Sogenannte "Middleware" wie die Kombination von Netscapes Navigator und Suns Java könnte eine solche Veränderung der Computerlandschaft insgesamt auslösen. Deshalb geht es für MS im sogenannten Browser-Krieg nicht um den Web-Browser allein, sondern auch darum, die Eintrittsbarriere für Konkurrenten möglichst hoch zu halten. Durch einen hohen Verbreitungsgrat des IE wird auch die Stellung von Windows verteidigt, weil damit die Verbreitung betriebssystemunabhängiger, Browser-gestützter Technologien unterbunden wird. Und mit einem dominierenden IE käme auch wieder besagter positiver Netzwerkeffekt in Gang, weil dann Entwickler bevorzugt Anwendungen für den IE schreiben und Content Provider für den IE optimierte Pages kreieren werden. Der Richter beschreibt auch, wie Java und andere plattformunabhängige Software-Technologien durch proprietäre MS-Entwicklungen unterminiert wurden. Selbst bei weniger wichtigen Standardfragen im Multimediabereich (Quicktime) oder bezüglich Live-Streaming von Audio über das Internet (RealAudio) bekamen die entsprechenden Anbieter Microsofts Streben, den jeweiligen Standard innezuhaben, mit aller Vehemenz zu spüren.

So kommt der Richter im letzten Absatz zu folgenden Schlüssen: "Am schädlichsten ist die Botschaft, welche Microsofts Handlungen an alle Unternehmen ausgesandt haben, die ein Potential zur Innovation in der Computerindustrie aufweisen. Durch ihr Verhalten gegenüber Netscape, IBM, Compaq, Intel und anderen hat MS demonstriert, dass das Unternehmen seine Marktdominanz und seine riesigen Profite nutzen wird, um jeder Firma zu schaden, die darauf besteht, Initiativen weiterzuverfolgen, die zu einer Verschärfung des Wettbewerbs in einem von Microsofts Kernbereichen führen könnten." Er vertritt die Ansicht, dass durch Microsofts Verhalten Investitionen in die Computerindustrie behindert werden.
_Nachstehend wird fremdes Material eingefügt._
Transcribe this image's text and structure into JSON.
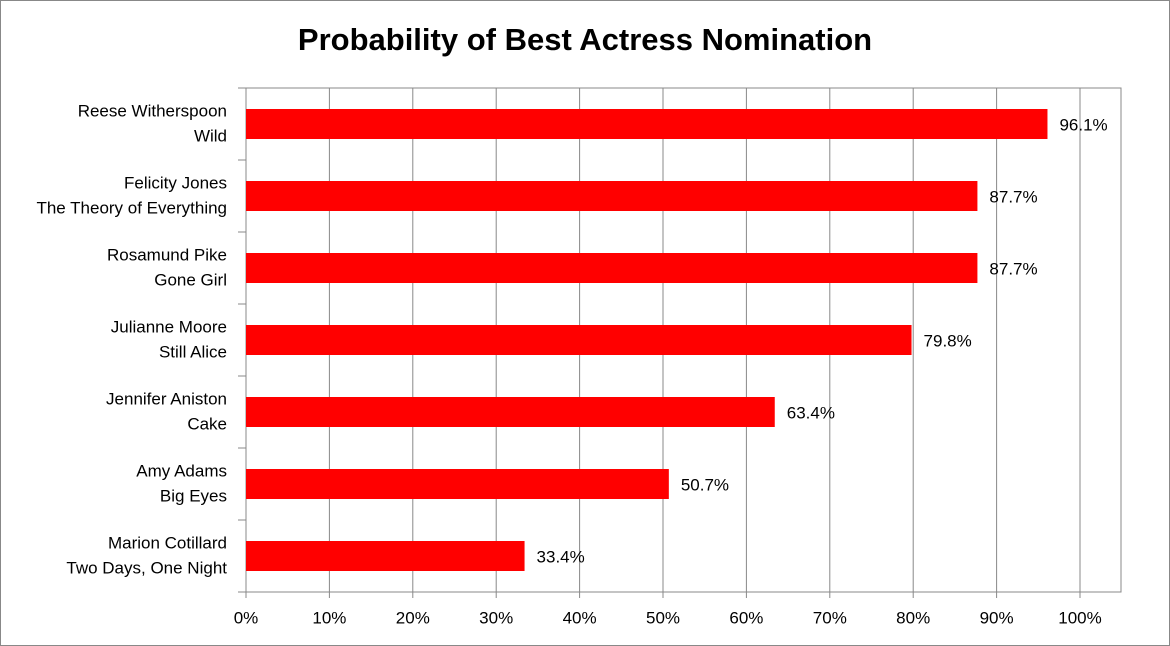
{
  "chart_data": {
    "type": "barh",
    "title": "Probability of Best Actress Nomination",
    "categories": [
      [
        "Reese Witherspoon",
        "Wild"
      ],
      [
        "Felicity Jones",
        "The Theory of Everything"
      ],
      [
        "Rosamund Pike",
        "Gone Girl"
      ],
      [
        "Julianne Moore",
        "Still Alice"
      ],
      [
        "Jennifer Aniston",
        "Cake"
      ],
      [
        "Amy Adams",
        "Big Eyes"
      ],
      [
        "Marion Cotillard",
        "Two Days, One Night"
      ]
    ],
    "values": [
      96.1,
      87.7,
      87.7,
      79.8,
      63.4,
      50.7,
      33.4
    ],
    "value_labels": [
      "96.1%",
      "87.7%",
      "87.7%",
      "79.8%",
      "63.4%",
      "50.7%",
      "33.4%"
    ],
    "color": "#ff0000",
    "xlim": [
      0,
      100
    ],
    "xticks": [
      {
        "value": 0,
        "label": "0%"
      },
      {
        "value": 10,
        "label": "10%"
      },
      {
        "value": 20,
        "label": "20%"
      },
      {
        "value": 30,
        "label": "30%"
      },
      {
        "value": 40,
        "label": "40%"
      },
      {
        "value": 50,
        "label": "50%"
      },
      {
        "value": 60,
        "label": "60%"
      },
      {
        "value": 70,
        "label": "70%"
      },
      {
        "value": 80,
        "label": "80%"
      },
      {
        "value": 90,
        "label": "90%"
      },
      {
        "value": 100,
        "label": "100%"
      }
    ],
    "grid": true
  }
}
Und der hammerharte Schlusssatz lautet: "Das Endergebnis all dessen ist, dass einige Innovationen, die den Konsumenten zugute kommen könnten, aus dem einzigen Grund nicht stattfinden, weil sie mit Microsofts Eigeninteresse nicht übereinstimmen."

Zu welchem Urteil diese Tatsachenfeststellung nun tatsächlich führt, ist noch offen. Wie nicht anders zu erwarten, sind Bill Gates und seine Mitstreiter in den oberen Führungsetagen ganz anderer Ansicht als Richter Jackson und haben bereits angekündigt, bei einem negativen Urteil auf jeden Fall in Berufung zu gehen. US-Beobachter bezeichnen es als ungewöhnlich, dass Tatsachenfeststellung und Urteilsspruch nicht gleichzeitig erfolgen und werten diesen Schachzug als Indiz, dass Richter Thomas Penfield Jackson den Parteien Zeit für einen möglichen Vergleichsschluss geben will. Das jubilierende Justizministerium und die 19 Nebenkläger ließen allerdings noch keine Vergleichsabsichten durchsickern. Wie auch immer das Urteil aussehen wird, so erscheint es immer wahrscheinlicher, dass das Verfahren großen Einfluss auf die Zukunft der Computertechnologie haben wird.

Nebenbei: Ob Bill Gates dennoch als der reichste Mensch auch der glücklichste ist, kann man sich angesichts einer eben veröffentlichten Untersuchung von zwei Ökonomen fragen, die behaupten, dass Geld glücklich macht - oder so etwas in der Art.